There is help in understanding why Michelle and I drifted apart, found in Kimberly Kirberger's Teen Love: On Friendship: A Book for Teenagers, the latest book from the coauthor of the Chicken Soup for the Teenage Soul series. All of the stories and poems in the 11 chapters are about teen friendship, and most are written by teens, making this not only a compelling read but a bible for understanding the degree to which young people change between childhood and adolescence.
For a long time, I wondered exactly why Michelle and I grew apart. Was it just me? The resounding answer is no. Story upon story demonstrates the varying dynamics of a relationship. For instance, in "So Many Times Before," young author Kate Florig writes about a trivial misunderstanding with her best friend: Kate cuts her hair in the style her friend had wanted for herself. They exchange mean notes and fight for weeks before their mothers force them to reconcile. Writes Kate, "I'd like to say that we picked right up where we had left off, but in reality our friendship was never quite the same after that."
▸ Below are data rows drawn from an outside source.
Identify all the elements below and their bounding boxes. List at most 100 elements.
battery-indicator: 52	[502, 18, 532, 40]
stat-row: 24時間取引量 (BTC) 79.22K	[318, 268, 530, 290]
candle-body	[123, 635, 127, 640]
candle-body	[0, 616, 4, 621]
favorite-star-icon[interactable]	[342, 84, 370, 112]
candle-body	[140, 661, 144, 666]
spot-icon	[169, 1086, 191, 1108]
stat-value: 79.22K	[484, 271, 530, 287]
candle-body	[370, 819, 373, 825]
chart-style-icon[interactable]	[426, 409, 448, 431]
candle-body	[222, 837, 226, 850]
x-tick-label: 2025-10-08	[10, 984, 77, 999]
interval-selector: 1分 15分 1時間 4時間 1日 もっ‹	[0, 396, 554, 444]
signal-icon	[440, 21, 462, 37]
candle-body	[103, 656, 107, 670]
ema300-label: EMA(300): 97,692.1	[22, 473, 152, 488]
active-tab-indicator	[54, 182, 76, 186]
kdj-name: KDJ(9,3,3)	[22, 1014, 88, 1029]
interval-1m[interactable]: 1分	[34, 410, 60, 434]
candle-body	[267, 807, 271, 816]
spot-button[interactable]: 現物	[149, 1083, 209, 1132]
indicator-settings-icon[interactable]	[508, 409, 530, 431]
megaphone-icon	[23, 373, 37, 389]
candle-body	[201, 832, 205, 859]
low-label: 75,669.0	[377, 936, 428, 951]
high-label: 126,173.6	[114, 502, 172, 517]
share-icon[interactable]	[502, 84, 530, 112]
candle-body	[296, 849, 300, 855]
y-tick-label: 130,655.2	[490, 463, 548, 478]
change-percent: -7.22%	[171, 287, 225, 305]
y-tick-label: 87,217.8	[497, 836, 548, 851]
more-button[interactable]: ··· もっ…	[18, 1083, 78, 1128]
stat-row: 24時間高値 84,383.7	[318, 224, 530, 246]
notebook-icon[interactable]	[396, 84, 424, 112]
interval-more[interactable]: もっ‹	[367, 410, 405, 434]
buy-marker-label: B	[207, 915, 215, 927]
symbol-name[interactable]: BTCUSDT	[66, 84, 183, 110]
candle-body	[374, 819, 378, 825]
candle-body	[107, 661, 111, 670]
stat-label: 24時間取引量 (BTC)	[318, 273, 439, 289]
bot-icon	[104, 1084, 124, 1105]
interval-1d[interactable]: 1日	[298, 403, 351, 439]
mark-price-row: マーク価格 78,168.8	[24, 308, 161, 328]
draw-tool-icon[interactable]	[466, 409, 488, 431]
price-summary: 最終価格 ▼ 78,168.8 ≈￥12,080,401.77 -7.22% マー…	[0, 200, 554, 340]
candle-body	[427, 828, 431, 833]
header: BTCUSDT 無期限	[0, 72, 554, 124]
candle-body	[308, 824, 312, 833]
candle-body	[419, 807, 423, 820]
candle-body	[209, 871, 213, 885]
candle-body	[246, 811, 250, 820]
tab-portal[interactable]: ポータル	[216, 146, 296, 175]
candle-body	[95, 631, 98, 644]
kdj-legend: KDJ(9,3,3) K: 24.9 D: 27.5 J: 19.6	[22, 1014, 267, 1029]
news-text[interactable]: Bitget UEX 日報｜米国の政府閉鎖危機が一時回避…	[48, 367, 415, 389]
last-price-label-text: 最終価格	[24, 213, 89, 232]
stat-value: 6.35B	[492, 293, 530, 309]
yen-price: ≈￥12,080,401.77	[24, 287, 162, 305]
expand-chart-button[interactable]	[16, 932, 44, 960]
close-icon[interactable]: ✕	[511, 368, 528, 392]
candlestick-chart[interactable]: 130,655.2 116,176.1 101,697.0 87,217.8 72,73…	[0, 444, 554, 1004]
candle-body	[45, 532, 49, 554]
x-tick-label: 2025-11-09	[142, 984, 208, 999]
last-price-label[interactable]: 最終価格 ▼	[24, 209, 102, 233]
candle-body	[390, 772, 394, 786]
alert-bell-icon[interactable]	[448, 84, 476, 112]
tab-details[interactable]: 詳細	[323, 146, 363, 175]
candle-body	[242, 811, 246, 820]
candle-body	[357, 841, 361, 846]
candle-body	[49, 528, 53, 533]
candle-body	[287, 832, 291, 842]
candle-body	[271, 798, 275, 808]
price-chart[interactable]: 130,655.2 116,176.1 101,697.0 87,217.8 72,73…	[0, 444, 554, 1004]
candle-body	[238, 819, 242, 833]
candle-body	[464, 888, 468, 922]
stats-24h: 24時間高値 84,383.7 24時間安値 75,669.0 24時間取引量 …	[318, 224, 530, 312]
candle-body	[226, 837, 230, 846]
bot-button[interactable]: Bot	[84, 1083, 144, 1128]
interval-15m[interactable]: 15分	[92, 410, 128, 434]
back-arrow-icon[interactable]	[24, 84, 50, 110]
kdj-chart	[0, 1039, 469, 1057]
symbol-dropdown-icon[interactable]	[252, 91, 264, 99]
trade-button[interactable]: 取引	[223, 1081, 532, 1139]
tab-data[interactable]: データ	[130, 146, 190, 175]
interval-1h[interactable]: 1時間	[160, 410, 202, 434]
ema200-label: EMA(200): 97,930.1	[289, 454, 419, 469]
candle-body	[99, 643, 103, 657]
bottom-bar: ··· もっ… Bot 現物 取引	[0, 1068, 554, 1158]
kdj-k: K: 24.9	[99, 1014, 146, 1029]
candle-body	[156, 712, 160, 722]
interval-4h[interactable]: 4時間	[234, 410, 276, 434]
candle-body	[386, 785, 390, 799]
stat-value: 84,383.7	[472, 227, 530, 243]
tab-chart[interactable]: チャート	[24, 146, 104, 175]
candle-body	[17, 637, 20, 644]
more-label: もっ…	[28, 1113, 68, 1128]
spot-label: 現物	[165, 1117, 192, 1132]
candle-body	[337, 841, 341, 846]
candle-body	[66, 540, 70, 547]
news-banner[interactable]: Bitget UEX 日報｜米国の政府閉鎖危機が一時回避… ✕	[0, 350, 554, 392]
As Kate experienced, life seldom does give us the kiss-and-make-up scenes of Dawson's Creek and Beverly Hills 90210. But in every conflict, every disappointment, and every achievement, there is something to be gained. Colin Mortensen of Real World Hawaii fame, who contributes to Teen Love: On Friendship: A Book for Teenagers, points out that it is essential not to stifle our own needs. He writes: "Growing apart from friends -- although painful -- can often make room for new friends and new experiences."
By the time I entered eighth grade, it was clear that my childhood friend and I were going in separate directions. Our yearbook superlatives seemed to forecast our future: Michelle was named Best Dressed, while I was labeled Future Yuppie. We found comfort in different groups that satisfied our individual needs, which had changed considerably since we had first met at age two. Kirberger, whose advice is sprinkled throughout the book, stresses the importance of being comfortable in your own skin: "[Being yourself] has to do with knowing yourself and liking yourself." Like most teenagers, we were figuring that out as we plodded along through high school.
Ultimately, the teens who contribute to Teen Love: On Friendship: A Book for Teenagers, are undergoing the same problems as their adolescent counterparts. But they bring clarity and self-awareness about topics such as love, loss, disappointment, and change to every page of this book, making it a treasure trove of advice on growing up.